Citing the construction sector as an example, he noted that developers must sometimes undergo up to sixty processes to get a particular project fully approved.
“When we evaluate even when we have a one-stop centre, doing business is still very much difficult,” he told the press after chairing the third Economic Action Council meeting here.
The issue was among the two matters deliberated by the high-powered council that Dr Mahathir formed to spur the economy, following complaints that the economy stagnated after Pakatan Harapan took power last year.
Dr Mahathir said the Chief Secretary has been instructed to identify and formulate solutions to ease the business process.
“We want to try and reduce as much as we can,” the prime minister said.

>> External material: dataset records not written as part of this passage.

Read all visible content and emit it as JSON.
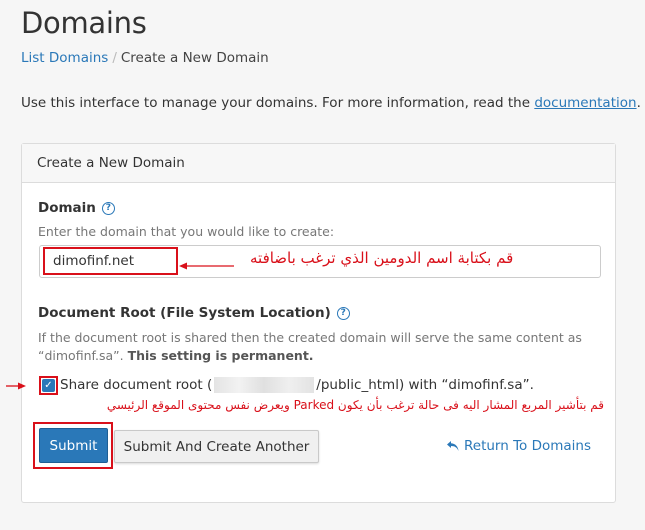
{
  "header": {
    "title": "Domains",
    "breadcrumb": {
      "parent": "List Domains",
      "separator": "/",
      "current": "Create a New Domain"
    },
    "intro_text": "Use this interface to manage your domains. For more information, read the",
    "intro_link": "documentation",
    "intro_end": "."
  },
  "panel": {
    "heading": "Create a New Domain",
    "domain": {
      "label": "Domain",
      "help_icon": "question-circle-icon",
      "hint": "Enter the domain that you would like to create:",
      "value": "dimofinf.net",
      "annotation": "قم بكتابة اسم الدومين الذي ترغب باضافته"
    },
    "docroot": {
      "label": "Document Root (File System Location)",
      "help_icon": "question-circle-icon",
      "hint_line1": "If the document root is shared then the created domain will serve the same content as",
      "hint_line2": "“dimofinf.sa”.",
      "hint_bold": "This setting is permanent.",
      "checkbox_checked": true,
      "checkbox_label_pre": "Share document root (",
      "checkbox_label_post": "/public_html) with “dimofinf.sa”.",
      "annotation": "قم بتأشير المربع المشار اليه فى حالة ترغب بأن يكون Parked ويعرض نفس محتوى الموقع الرئيسي"
    },
    "actions": {
      "submit": "Submit",
      "submit_another": "Submit And Create Another",
      "return_link": "Return To Domains",
      "return_icon": "undo-arrow-icon"
    }
  },
  "colors": {
    "accent": "#2a78b8",
    "annotation_red": "#d9101a"
  }
}
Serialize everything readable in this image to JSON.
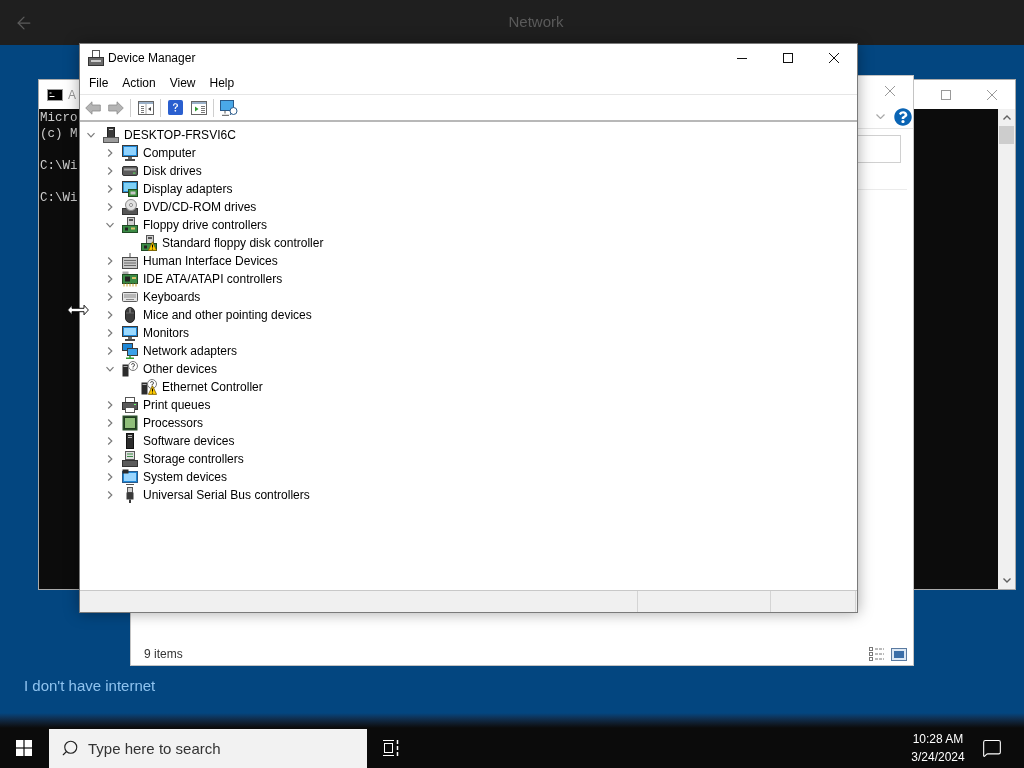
{
  "top_bar": {
    "title": "Network"
  },
  "console_window": {
    "title": "A",
    "active": false,
    "blocks": [
      [
        "Micro",
        "(c) M"
      ],
      [
        "C:\\Wi"
      ],
      [
        "C:\\Wi"
      ]
    ]
  },
  "network_window": {
    "active": false,
    "status": "9 items"
  },
  "device_manager": {
    "title": "Device Manager",
    "active": true,
    "menu": [
      "File",
      "Action",
      "View",
      "Help"
    ],
    "toolbar": {
      "back_disabled": true,
      "forward_disabled": true
    },
    "tree": {
      "label": "DESKTOP-FRSVI6C",
      "expanded": true,
      "children": [
        {
          "label": "Computer",
          "expanded": false,
          "warning": false
        },
        {
          "label": "Disk drives",
          "expanded": false,
          "warning": false
        },
        {
          "label": "Display adapters",
          "expanded": false,
          "warning": false
        },
        {
          "label": "DVD/CD-ROM drives",
          "expanded": false,
          "warning": false
        },
        {
          "label": "Floppy drive controllers",
          "expanded": true,
          "warning": false,
          "children": [
            {
              "label": "Standard floppy disk controller",
              "warning": true
            }
          ]
        },
        {
          "label": "Human Interface Devices",
          "expanded": false,
          "warning": false
        },
        {
          "label": "IDE ATA/ATAPI controllers",
          "expanded": false,
          "warning": false
        },
        {
          "label": "Keyboards",
          "expanded": false,
          "warning": false
        },
        {
          "label": "Mice and other pointing devices",
          "expanded": false,
          "warning": false
        },
        {
          "label": "Monitors",
          "expanded": false,
          "warning": false
        },
        {
          "label": "Network adapters",
          "expanded": false,
          "warning": false
        },
        {
          "label": "Other devices",
          "expanded": true,
          "warning": false,
          "children": [
            {
              "label": "Ethernet Controller",
              "warning": true
            }
          ]
        },
        {
          "label": "Print queues",
          "expanded": false,
          "warning": false
        },
        {
          "label": "Processors",
          "expanded": false,
          "warning": false
        },
        {
          "label": "Software devices",
          "expanded": false,
          "warning": false
        },
        {
          "label": "Storage controllers",
          "expanded": false,
          "warning": false
        },
        {
          "label": "System devices",
          "expanded": false,
          "warning": false
        },
        {
          "label": "Universal Serial Bus controllers",
          "expanded": false,
          "warning": false
        }
      ]
    }
  },
  "link": {
    "label": "I don't have internet"
  },
  "taskbar": {
    "search": {
      "placeholder": "Type here to search"
    },
    "time": "10:28 AM",
    "date": "3/24/2024"
  }
}
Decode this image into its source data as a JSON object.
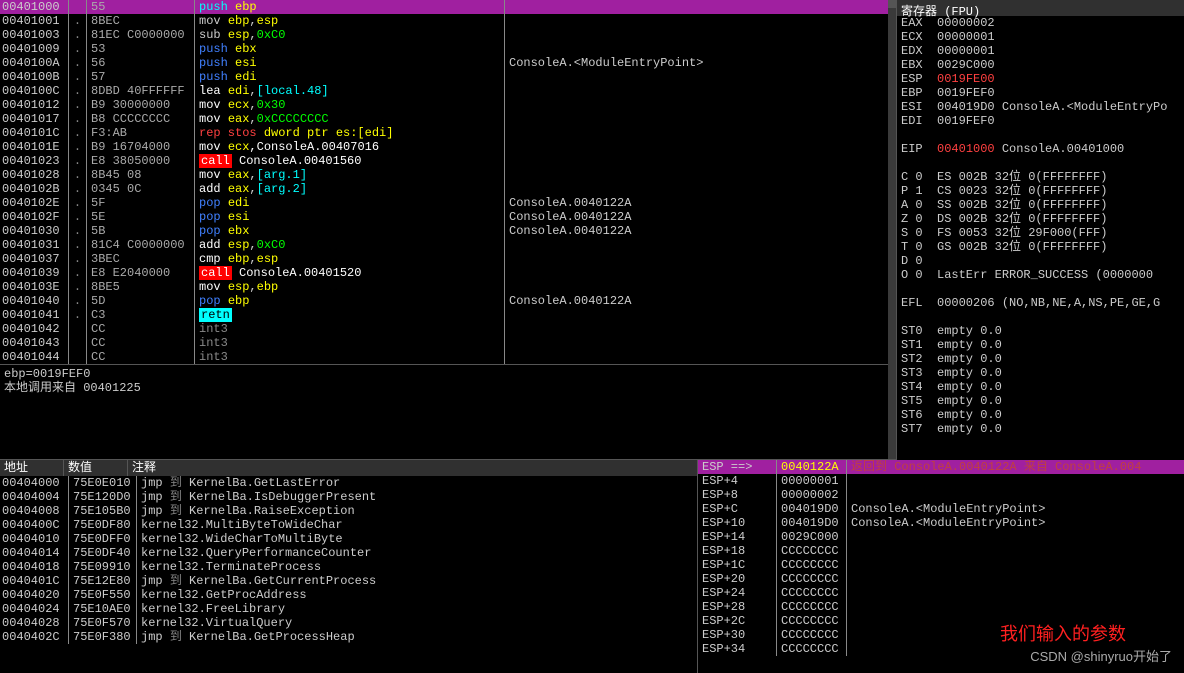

Malaysia rose nine rungs to 15th place in the World Bank’s flagship Doing Business report for 2019, indicating a significant improvement of local conditions for starting and running businesses in the country.
The country was 24th in the previous edition of the annual series that is now in its 16th year. Singapore remains second overall, behind New Zealand.
The latest results are predicated on the country’s pursuit of reforms, although these predate the arrival of the Pakatan Harapan government; according to the report, its data was current up to May 1 whereas the new administration was voted in over a week later.
It is unclear if the prime minister’s admission today meant the situation has changed since, but PH’s first year rule had been marked by widespread industry complaints that doing business has been difficult after the new government introduced more regulation.
Some of these regulations were ostensibly intended to safeguard industries against corruption and punish errant companies.
Dr Mahathir said Putrajaya needs to reduce red tape and smoothen regulation if it wanted to draw more investments.
“We will look into the time taken to give approval in the construction sector to reduce the processes and expedite approvals.
“This could contribute to growth,” he said.